We are approaching the close of our second year of implementing the curriculum which has been a heavy lift, to say the least. The Foundational Skills Block and the Module lessons comprise the heart of the curriculum. These two components are a perfect marriage, which can be thought of through the lens of the Simple View of Reading, (I just can’t get through a post without mentioning it!) where the Skills Block addresses the Decoding side of the equation, and the Module lessons address the Language Comprehension side of the equation.
Quick side note: I can’t wait to dig into Nell Duke and Kelly Cartwright‘s newly released work around advancing the Simple View to the “Active View of Reading!”
Back to those Coaching Cycles… Tackling the Labs component of the curriculum, a third hour of instruction, has been a bit daunting to even entertain. But we have some brave kindergarten teachers who were ready to take on the challenge! These teachers clearly have high expectations of their students, and of themselves. They recognized that the Labs would “…build students’ content knowledge, develop oral language, and engage in purposeful play using multiple modalities.” There were certainly times during planning and implementation that our expectations (of ourselves as a coaching staff {Rachella, Wendy, Corrine} and as teachers {Dawn, Kristy, Shelly, Beth, Mary, Shannon}) might have been lower than what I am proposing in this post, but we persevered, and implementation happened in all six of our kindergarten classrooms. Thank you, Rachella, for getting this project off the ground! Our first and second grade teachers will be able to join the pack at the beginning of the 21-22 school year!
During my time in two of these classrooms, I witnessed students rise to the challenge of taking on new routines, adapt to an additional teacher in the room, and learn how to engage in the four Labs components: Create, Imagine, Engineer, and Research. If we had kept our expectations low, our students wouldn’t have accomplished what they did. As students used the vocabulary from the Module lessons and frequently made connections to those lessons, it was evident that their teachers’ high expectations were paying off. For me, there were distinct moments where I was able to focus on maintaining high expectations, and moments where despite my high expectations, students didn’t meet them (remember: it doesn’t magically happen). Sometimes those high expectations showed up in the expected regular use of high level vocabulary from the curriculum (perseverance, collaboration, research), and sometimes high expectations showed up in the conversations that I had with individual students: “Are you up for a challenge now that you’ve completed that step?” “You are producing some high-quality work! Let’s see what you can do to improve it further,” or “You’re absolutely right. This is hard work. But I know you can do it!”

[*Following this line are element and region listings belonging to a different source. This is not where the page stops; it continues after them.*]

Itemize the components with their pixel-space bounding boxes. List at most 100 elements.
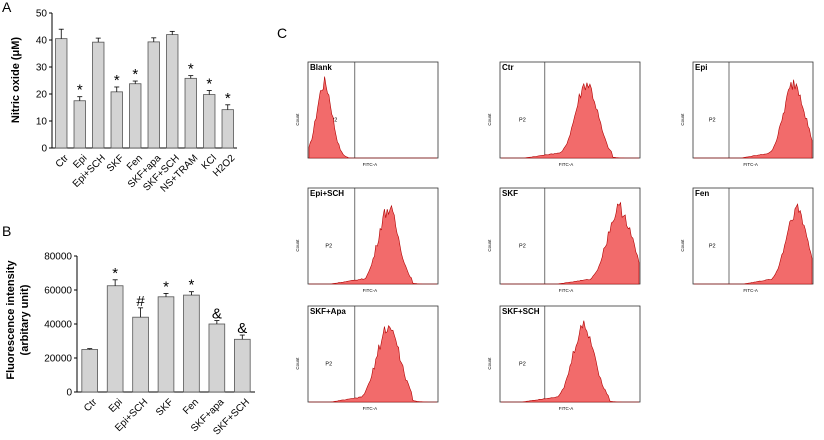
flow-x-axis-label: FITC-A: [363, 288, 378, 293]
flow-panel-skf: SKF P2 FITC-A Count: [487, 187, 641, 293]
flow-panel-blank: Blank P2 FITC-A Count: [295, 61, 439, 167]
flow-histogram: [501, 201, 640, 285]
y-tick-label: 0: [66, 388, 72, 399]
flow-gate-label: P2: [331, 118, 338, 124]
flow-x-axis-label: FITC-A: [363, 162, 378, 167]
y-tick-label: 80000: [44, 252, 72, 263]
flow-histogram: [501, 82, 639, 159]
flow-histogram: [308, 76, 437, 159]
chart-b-fluorescence: Fluorescence intensity (arbitary unit) 0…: [5, 252, 255, 437]
flow-x-axis-label: FITC-A: [559, 406, 574, 411]
chart-b-y-axis-label-unit: (arbitary unit): [19, 284, 31, 355]
flow-y-axis-label: Count: [487, 357, 492, 370]
significance-marker: *: [225, 90, 231, 107]
flow-y-axis-label: Count: [487, 239, 492, 252]
flow-panel-title: Ctr: [502, 63, 514, 72]
significance-marker: *: [132, 66, 138, 83]
flow-panel-title: SKF+Apa: [310, 307, 346, 316]
bar-epi-sch: [92, 41, 105, 149]
x-tick-label: SKF: [154, 397, 176, 419]
flow-x-axis-label: FITC-A: [363, 406, 378, 411]
bar-ctr: [81, 349, 98, 393]
flow-y-axis-label: Count: [295, 357, 300, 370]
y-tick-label: 0: [41, 144, 47, 155]
y-tick-label: 10: [36, 117, 48, 128]
y-tick-label: 60000: [44, 286, 72, 297]
flow-x-axis-label: FITC-A: [743, 288, 758, 293]
x-tick-label: Epi: [107, 397, 125, 415]
flow-x-axis-label: FITC-A: [743, 162, 758, 167]
significance-marker: &: [237, 320, 247, 337]
bar-fen: [129, 83, 142, 149]
significance-marker: *: [189, 277, 195, 294]
flow-gate-label: P2: [519, 362, 526, 368]
flow-panel-fen: Fen P2 FITC-A Count: [680, 187, 814, 293]
bar-epi: [73, 100, 86, 149]
significance-marker: &: [212, 306, 222, 323]
chart-a-y-axis-label: Nitric oxide (μM): [10, 37, 22, 124]
flow-x-axis-label: FITC-A: [559, 288, 574, 293]
x-tick-label: Ctr: [82, 396, 100, 414]
x-tick-label: SKF: [105, 153, 127, 175]
flow-panel-ctr: Ctr P2 FITC-A Count: [487, 61, 641, 167]
significance-marker: *: [112, 265, 118, 282]
bar-h2o2: [221, 109, 234, 149]
bar-epi-sch: [132, 316, 149, 393]
bar-ns-tram: [184, 77, 197, 149]
significance-marker: *: [114, 72, 120, 89]
flow-x-axis-label: FITC-A: [559, 162, 574, 167]
x-tick-label: Fen: [181, 397, 201, 417]
flow-histogram: [501, 320, 639, 403]
flow-gate-label: P2: [709, 244, 716, 250]
flow-panel-skf-sch: SKF+SCH P2 FITC-A Count: [487, 305, 641, 411]
flow-panel-epi-sch: Epi+SCH P2 FITC-A Count: [295, 187, 439, 293]
flow-gate-label: P2: [709, 118, 716, 124]
y-tick-label: 40000: [44, 320, 72, 331]
flow-panel-title: Epi+SCH: [310, 189, 344, 198]
flow-histogram: [309, 325, 437, 403]
significance-marker: *: [206, 75, 212, 92]
significance-marker: #: [136, 293, 145, 310]
flow-y-axis-label: Count: [295, 239, 300, 252]
bar-skf: [110, 91, 123, 149]
flow-panel-title: Epi: [695, 63, 707, 72]
bar-fen: [183, 294, 200, 393]
flow-gate-label: P2: [519, 118, 526, 124]
y-tick-label: 20: [36, 90, 48, 101]
flow-y-axis-label: Count: [487, 113, 492, 126]
y-tick-label: 30: [36, 63, 48, 74]
flow-panel-title: Fen: [695, 189, 709, 198]
significance-marker: *: [188, 61, 194, 78]
bar-skf-apa: [147, 41, 160, 149]
flow-gate-label: P2: [325, 244, 332, 250]
flow-panel-title: Blank: [310, 63, 332, 72]
flow-gate-label: P2: [325, 362, 332, 368]
chart-b-y-axis-label: Fluorescence intensity: [5, 260, 17, 380]
bar-skf: [157, 296, 175, 393]
flow-panel-title: SKF: [502, 189, 518, 198]
flow-panel-skf-apa: SKF+Apa P2 FITC-A Count: [295, 305, 439, 411]
panel-letter-b: B: [2, 223, 11, 239]
bar-skf-sch: [234, 338, 251, 393]
panel-letter-c: C: [277, 25, 287, 41]
significance-marker: *: [163, 278, 169, 295]
flow-histogram: [694, 203, 813, 285]
flow-y-axis-label: Count: [680, 113, 685, 126]
bar-skf-apa: [208, 323, 226, 393]
flow-panel-title: SKF+SCH: [502, 307, 540, 316]
bar-kcl: [203, 94, 216, 149]
y-tick-label: 40: [36, 36, 48, 47]
significance-marker: *: [77, 82, 83, 99]
flow-panel-epi: Epi P2 FITC-A Count: [680, 61, 814, 167]
bar-skf-sch: [166, 34, 179, 149]
y-tick-label: 50: [36, 9, 48, 20]
bar-ctr: [55, 38, 68, 149]
flow-histogram: [309, 204, 437, 285]
flow-histogram: [694, 79, 813, 159]
y-tick-label: 20000: [44, 354, 72, 365]
x-tick-label: H2O2: [211, 153, 238, 180]
bar-epi: [106, 285, 124, 393]
flow-cytometry-panels: Blank P2 FITC-A Count Ctr P2 FITC-A Count Epi P2 F…: [295, 61, 814, 411]
chart-a-nitric-oxide: Nitric oxide (μM) 01020304050Ctr*EpiEpi+…: [10, 9, 238, 195]
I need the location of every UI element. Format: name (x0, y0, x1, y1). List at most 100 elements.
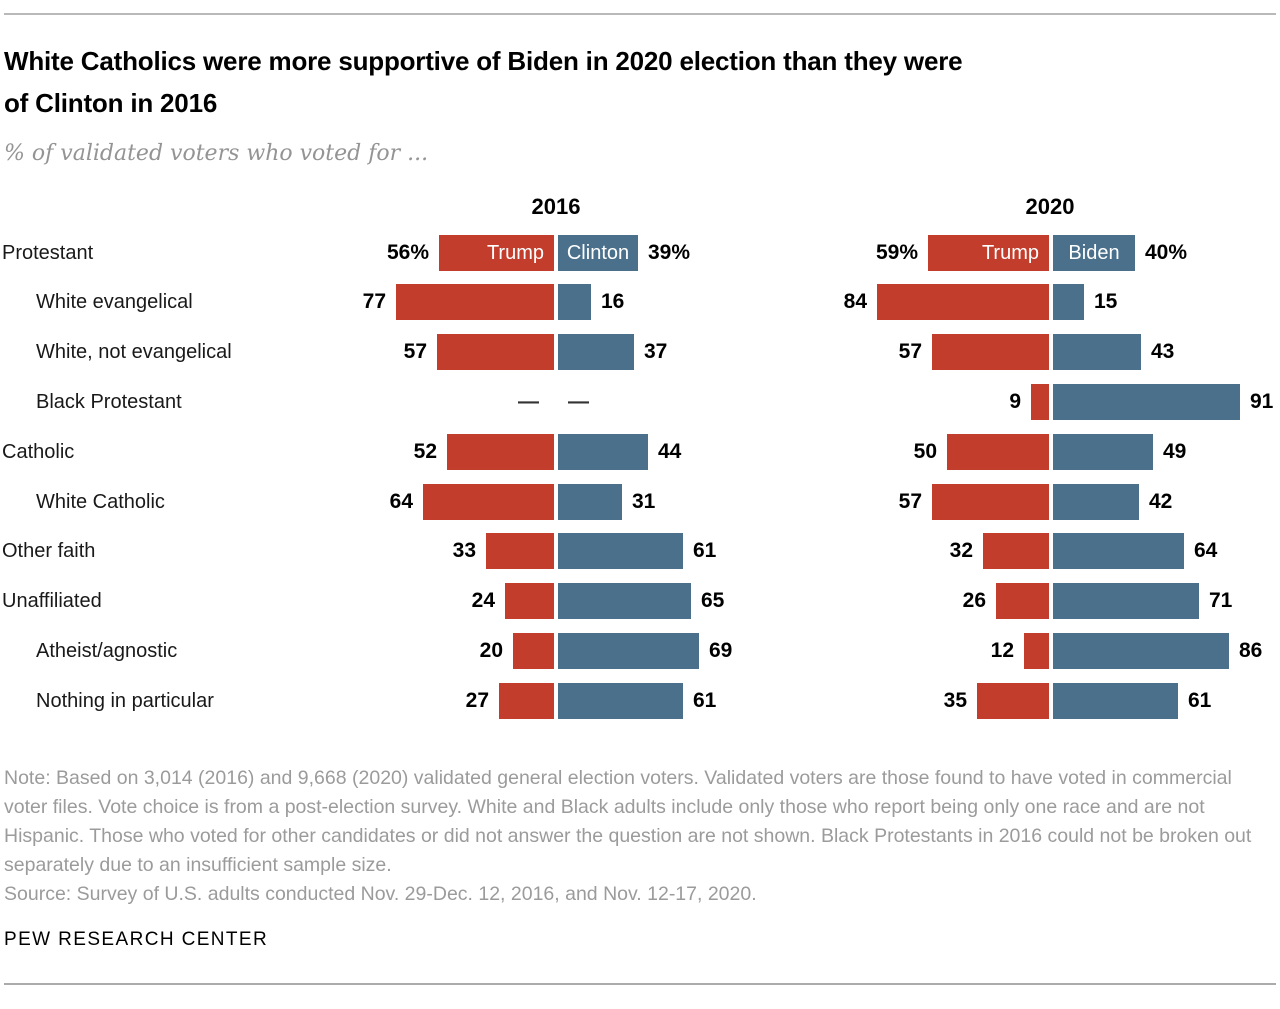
footer-block: Note: Based on 3,014 (2016) and 9,668 (2… (4, 764, 1252, 951)
category-label: Catholic (2, 441, 75, 463)
missing-value-dash-right: — (568, 390, 589, 413)
dem-value-label: 61 (693, 689, 717, 712)
trump-bar (1024, 633, 1049, 669)
trump-value-label: 64 (389, 490, 413, 513)
dem-bar (558, 533, 683, 569)
dem-value-label: 69 (709, 639, 733, 662)
dem-value-label: 31 (632, 490, 656, 513)
trump-value-label: 9 (1009, 390, 1021, 413)
dem-bar (1053, 533, 1184, 569)
category-label: Black Protestant (36, 391, 182, 413)
dem-value-label: 39% (648, 241, 691, 264)
trump-bar (877, 284, 1049, 320)
trump-series-label: Trump (981, 242, 1039, 264)
trump-bar (423, 484, 554, 520)
trump-bar (1031, 384, 1049, 420)
trump-value-label: 12 (990, 639, 1014, 662)
trump-bar (983, 533, 1049, 569)
missing-value-dash-left: — (518, 390, 539, 413)
trump-value-label: 35 (943, 689, 967, 712)
trump-bar (947, 434, 1049, 470)
trump-bar (447, 434, 554, 470)
source-text: Source: Survey of U.S. adults conducted … (4, 883, 757, 905)
trump-value-label: 77 (362, 290, 386, 313)
category-label: White, not evangelical (36, 341, 232, 363)
dem-value-label: 86 (1239, 639, 1263, 662)
trump-value-label: 59% (875, 241, 918, 264)
trump-bar (977, 683, 1049, 719)
dem-bar (558, 334, 634, 370)
dem-bar (1053, 384, 1240, 420)
dem-series-label: Clinton (566, 242, 630, 264)
dem-value-label: 42 (1149, 490, 1173, 513)
dem-value-label: 37 (644, 340, 668, 363)
brand-footer: PEW RESEARCH CENTER (4, 929, 269, 950)
trump-value-label: 84 (843, 290, 867, 313)
trump-value-label: 56% (386, 241, 429, 264)
category-label: Atheist/agnostic (36, 640, 178, 662)
panel-header-2016: 2016 (531, 194, 581, 219)
trump-bar (499, 683, 554, 719)
category-label: Unaffiliated (2, 590, 102, 612)
dem-bar (1053, 633, 1229, 669)
trump-value-label: 57 (403, 340, 427, 363)
panel-header-2020: 2020 (1025, 194, 1075, 219)
trump-bar (437, 334, 554, 370)
dem-value-label: 44 (658, 440, 682, 463)
trump-bar (396, 284, 554, 320)
page-title: White Catholics were more supportive of … (4, 40, 963, 124)
category-label: Other faith (2, 540, 96, 562)
dem-value-label: 49 (1163, 440, 1187, 463)
trump-bar (513, 633, 554, 669)
dem-value-label: 15 (1094, 290, 1118, 313)
bottom-divider-rule (4, 983, 1276, 985)
category-label: Nothing in particular (36, 690, 214, 712)
dem-bar (1053, 434, 1153, 470)
trump-value-label: 57 (898, 340, 922, 363)
dem-bar (1053, 284, 1084, 320)
category-label: Protestant (2, 242, 94, 264)
title-line-1: White Catholics were more supportive of … (4, 46, 963, 76)
dem-bar: Biden (1053, 235, 1135, 271)
dem-bar (558, 583, 691, 619)
trump-series-label: Trump (486, 242, 544, 264)
trump-value-label: 32 (949, 539, 973, 562)
dem-value-label: 71 (1209, 589, 1233, 612)
trump-bar (932, 334, 1049, 370)
dem-value-label: 43 (1151, 340, 1175, 363)
dem-value-label: 91 (1250, 390, 1274, 413)
dem-series-label: Biden (1068, 242, 1120, 264)
trump-value-label: 26 (962, 589, 986, 612)
dem-value-label: 64 (1194, 539, 1218, 562)
dem-value-label: 61 (693, 539, 717, 562)
dem-value-label: 16 (601, 290, 625, 313)
dem-bar (558, 484, 622, 520)
dem-bar (1053, 683, 1178, 719)
dem-value-label: 40% (1145, 241, 1188, 264)
category-label: White Catholic (36, 491, 165, 513)
trump-value-label: 27 (465, 689, 489, 712)
trump-bar: Trump (439, 235, 554, 271)
trump-value-label: 20 (479, 639, 503, 662)
dem-bar: Clinton (558, 235, 638, 271)
top-divider-rule (4, 13, 1276, 15)
trump-value-label: 33 (452, 539, 476, 562)
note-text: Note: Based on 3,014 (2016) and 9,668 (2… (4, 767, 1252, 876)
dem-bar (1053, 484, 1139, 520)
chart-subtitle: % of validated voters who voted for ... (4, 141, 429, 166)
trump-value-label: 50 (913, 440, 937, 463)
dem-bar (1053, 334, 1141, 370)
category-label: White evangelical (36, 291, 193, 313)
dem-bar (1053, 583, 1199, 619)
trump-value-label: 24 (471, 589, 495, 612)
trump-value-label: 52 (413, 440, 437, 463)
trump-value-label: 57 (898, 490, 922, 513)
trump-bar (505, 583, 554, 619)
dem-bar (558, 633, 699, 669)
dem-bar (558, 284, 591, 320)
dem-value-label: 65 (701, 589, 725, 612)
trump-bar (486, 533, 554, 569)
trump-bar: Trump (928, 235, 1049, 271)
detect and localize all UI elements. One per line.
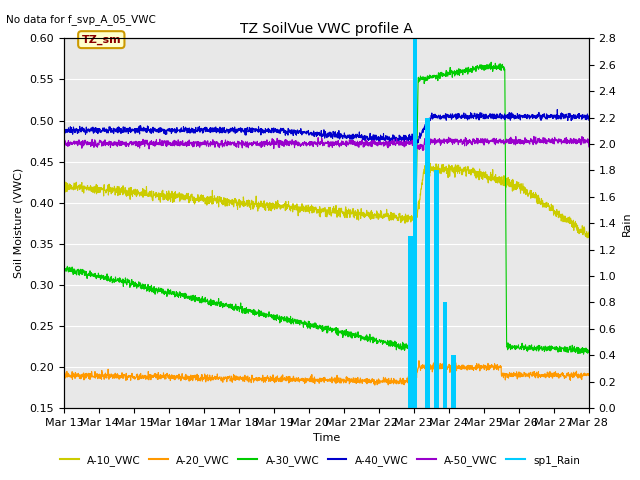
Bar — [435, 170, 436, 408]
Bar — [443, 302, 445, 408]
Bar — [410, 236, 412, 408]
Bar — [415, 38, 417, 408]
Bar — [427, 118, 429, 408]
Bar — [444, 302, 446, 408]
Bar — [428, 118, 429, 408]
Bar — [444, 302, 447, 408]
Bar — [426, 118, 428, 408]
Y-axis label: Rain: Rain — [622, 211, 632, 236]
Bar — [453, 355, 456, 408]
Bar — [408, 236, 410, 408]
Bar — [454, 355, 456, 408]
Bar — [409, 236, 411, 408]
Bar — [435, 170, 438, 408]
Bar — [425, 118, 428, 408]
Bar — [434, 170, 436, 408]
Bar — [452, 355, 454, 408]
Bar — [410, 236, 412, 408]
Bar — [445, 302, 447, 408]
Bar — [444, 302, 446, 408]
Bar — [426, 118, 428, 408]
Bar — [410, 236, 412, 408]
Bar — [409, 236, 412, 408]
Y-axis label: Soil Moisture (VWC): Soil Moisture (VWC) — [14, 168, 24, 278]
Bar — [452, 355, 454, 408]
Bar — [427, 118, 429, 408]
Bar — [408, 236, 410, 408]
Bar — [408, 236, 410, 408]
Bar — [443, 302, 445, 408]
Bar — [413, 38, 415, 408]
Text: TZ_sm: TZ_sm — [81, 35, 121, 45]
Bar — [428, 118, 430, 408]
Text: No data for f_svp_A_05_VWC: No data for f_svp_A_05_VWC — [6, 14, 156, 25]
Bar — [434, 170, 436, 408]
Bar — [436, 170, 438, 408]
Bar — [410, 236, 412, 408]
Bar — [435, 170, 437, 408]
Bar — [426, 118, 428, 408]
Bar — [428, 118, 431, 408]
Bar — [411, 236, 413, 408]
Bar — [453, 355, 455, 408]
Bar — [443, 302, 445, 408]
Bar — [408, 236, 410, 408]
Bar — [414, 38, 416, 408]
Bar — [413, 38, 415, 408]
Bar — [413, 38, 415, 408]
X-axis label: Time: Time — [313, 433, 340, 443]
Bar — [413, 38, 416, 408]
Legend: A-10_VWC, A-20_VWC, A-30_VWC, A-40_VWC, A-50_VWC, sp1_Rain: A-10_VWC, A-20_VWC, A-30_VWC, A-40_VWC, … — [56, 451, 584, 470]
Bar — [435, 170, 437, 408]
Bar — [436, 170, 438, 408]
Bar — [445, 302, 447, 408]
Bar — [452, 355, 454, 408]
Title: TZ SoilVue VWC profile A: TZ SoilVue VWC profile A — [240, 22, 413, 36]
Bar — [426, 118, 429, 408]
Bar — [453, 355, 455, 408]
Bar — [410, 236, 413, 408]
Bar — [409, 236, 411, 408]
Bar — [428, 118, 430, 408]
Bar — [444, 302, 445, 408]
Bar — [411, 236, 413, 408]
Bar — [414, 38, 416, 408]
Bar — [454, 355, 456, 408]
Bar — [435, 170, 436, 408]
Bar — [445, 302, 447, 408]
Bar — [415, 38, 417, 408]
Bar — [444, 302, 445, 408]
Bar — [426, 118, 428, 408]
Bar — [452, 355, 454, 408]
Bar — [428, 118, 429, 408]
Bar — [436, 170, 438, 408]
Bar — [451, 355, 454, 408]
Bar — [436, 170, 438, 408]
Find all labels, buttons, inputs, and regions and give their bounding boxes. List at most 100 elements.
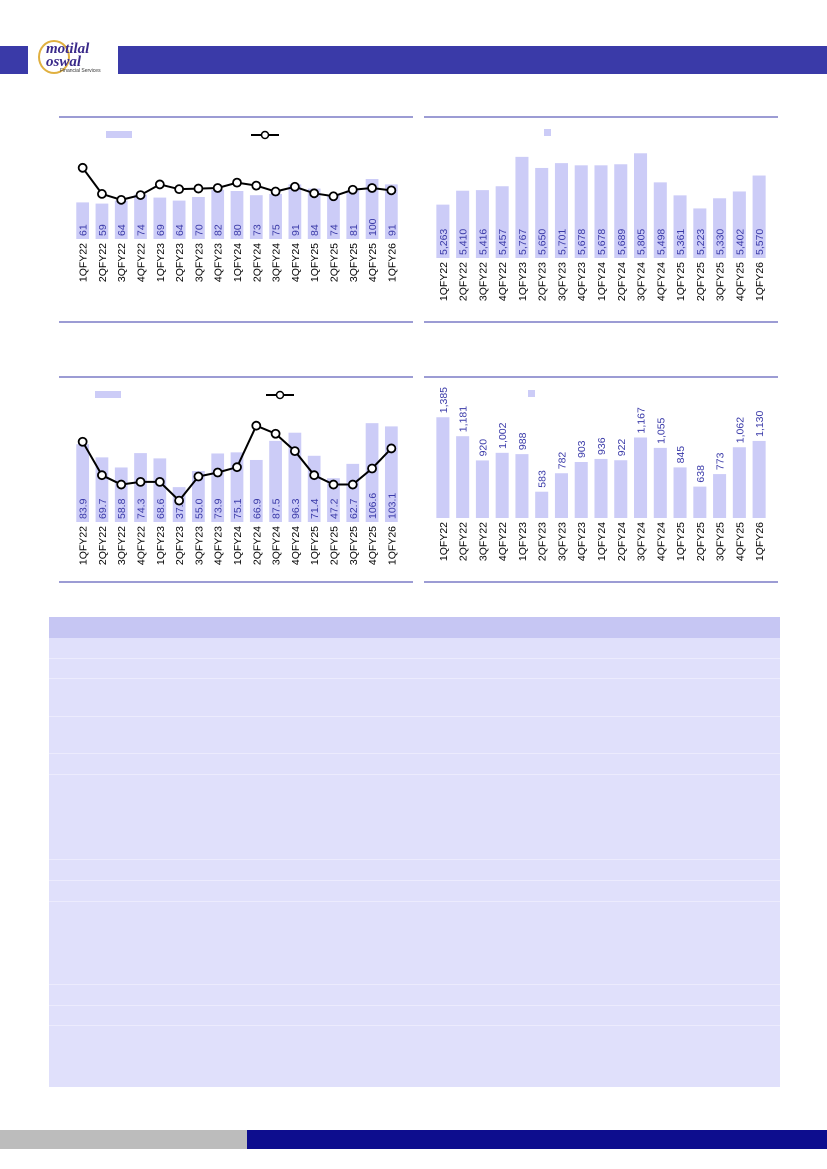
bar: [365, 179, 379, 239]
table-row: [49, 985, 780, 1006]
x-tick-label: 2QFY24: [616, 522, 628, 561]
line-point: [77, 162, 88, 173]
x-tick-label: 2QFY23: [537, 262, 549, 301]
bar: [327, 478, 340, 522]
x-tick-label: 2QFY24: [616, 262, 628, 301]
bar: [288, 184, 302, 239]
line-point: [212, 467, 223, 478]
bar: [653, 447, 667, 518]
bar-value-label: 100: [367, 218, 379, 236]
bar: [713, 474, 727, 518]
x-tick-label: 2QFY25: [695, 522, 707, 561]
bar-value-label: 5,402: [734, 229, 746, 255]
line-point: [212, 183, 223, 193]
bar-value-label: 62.7: [348, 498, 360, 519]
table-row: [49, 717, 780, 754]
bar: [327, 194, 340, 239]
bar-value-label: 1,002: [497, 422, 509, 448]
bar: [249, 195, 263, 239]
bar-value-label: 75: [271, 224, 283, 236]
x-tick-label: 3QFY22: [477, 522, 489, 561]
table-row: [49, 754, 780, 775]
bar-value-label: 903: [576, 440, 588, 458]
line-point: [309, 470, 320, 481]
x-tick-label: 3QFY24: [271, 243, 283, 282]
x-tick-label: 1QFY22: [78, 243, 90, 282]
x-tick-label: 1QFY26: [754, 262, 766, 301]
x-tick-label: 3QFY23: [193, 526, 205, 565]
table-row: [49, 860, 780, 881]
bar-value-label: 5,570: [754, 229, 766, 255]
bar-value-label: 74: [136, 224, 148, 236]
table-row: [49, 775, 780, 860]
line-point: [77, 436, 88, 447]
bar: [752, 440, 766, 518]
bar: [269, 194, 282, 239]
line-point: [367, 463, 377, 474]
x-tick-label: 3QFY25: [715, 262, 727, 301]
legend-bar-swatch: [544, 129, 551, 136]
x-tick-label: 4QFY24: [290, 526, 302, 565]
bar-value-label: 106.6: [367, 493, 379, 519]
bar-value-label: 83.9: [78, 498, 90, 519]
bar: [673, 195, 687, 258]
line-point: [347, 479, 358, 490]
x-tick-label: 2QFY22: [458, 522, 470, 561]
bar-value-label: 1,130: [754, 410, 766, 436]
x-tick-label: 3QFY22: [477, 262, 489, 301]
table-row: [49, 1006, 780, 1026]
x-tick-label: 1QFY23: [155, 243, 167, 282]
x-tick-label: 1QFY24: [232, 526, 244, 565]
bar-value-label: 66.9: [251, 498, 263, 519]
line-point: [116, 194, 127, 205]
bar-value-label: 69: [155, 224, 167, 236]
chart-2: 5,263 1QFY22 5,410 2QFY22 5,416 3QFY22 5,457 4Q…: [424, 116, 778, 323]
bar-value-label: 5,650: [537, 229, 549, 255]
bar: [495, 452, 509, 518]
bar-value-label: 5,678: [596, 229, 608, 255]
bar: [752, 175, 766, 258]
header-left-block: [0, 46, 28, 74]
bar: [269, 440, 282, 522]
bar: [574, 165, 588, 258]
line-point: [386, 185, 397, 196]
bar: [249, 459, 263, 522]
x-tick-label: 1QFY23: [517, 262, 529, 301]
x-tick-label: 3QFY23: [193, 243, 205, 282]
bar-value-label: 64: [174, 224, 186, 236]
bar: [574, 462, 588, 518]
bar-value-label: 96.3: [290, 498, 302, 519]
x-tick-label: 2QFY22: [97, 243, 109, 282]
x-tick-label: 3QFY24: [271, 526, 283, 565]
line-point: [289, 446, 300, 457]
bar: [211, 189, 225, 239]
bar-value-label: 1,167: [636, 407, 648, 433]
x-tick-label: 4QFY23: [576, 262, 588, 301]
bar: [153, 458, 167, 522]
line-point: [347, 184, 358, 195]
x-tick-label: 2QFY25: [328, 243, 340, 282]
bar: [554, 163, 568, 258]
bar: [515, 454, 529, 518]
line-point: [270, 428, 281, 439]
x-tick-label: 1QFY26: [754, 522, 766, 561]
bar-value-label: 936: [596, 437, 608, 455]
x-tick-label: 1QFY25: [309, 243, 321, 282]
bar: [134, 194, 147, 239]
bar: [436, 417, 450, 518]
line-point: [97, 470, 107, 481]
bar-value-label: 74.3: [136, 498, 148, 519]
line-point: [251, 180, 262, 191]
table-header: [49, 617, 780, 638]
bar-value-label: 75.1: [232, 498, 244, 519]
x-tick-label: 4QFY24: [655, 262, 667, 301]
bar-value-label: 74: [328, 224, 340, 236]
bar-value-label: 82: [213, 224, 225, 236]
x-tick-label: 4QFY25: [367, 243, 379, 282]
bar: [673, 467, 687, 518]
bar: [634, 153, 648, 258]
x-tick-label: 2QFY23: [174, 243, 186, 282]
bar-value-label: 47.2: [328, 498, 340, 519]
line-point: [97, 189, 107, 199]
x-tick-label: 3QFY25: [715, 522, 727, 561]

Researching local trees in the Research Lab

Designing leaves in the Imagine Lab

Making 3-Dimensional trees in the Create Lab

Adding leaves to the Imaginary Forest
Reaching high levels of learning by maintaining high expectations for ALL students can be achieved when many factors are in place. When we capitalize on what students CAN do and recognize what we perceive that they cannot do, we are already set up to maintain high expectations. When we capitalize on a growth mindset and guide students to recognize that what they “cannot do” is likely temporary, we are already set up to maintain high expectations. When we capitalize on the power of collaboration over isolation, we are already set up to maintain high expectations. The transformative power occurs when those high expectations result in the ultimate goal: high levels of learning for ALL.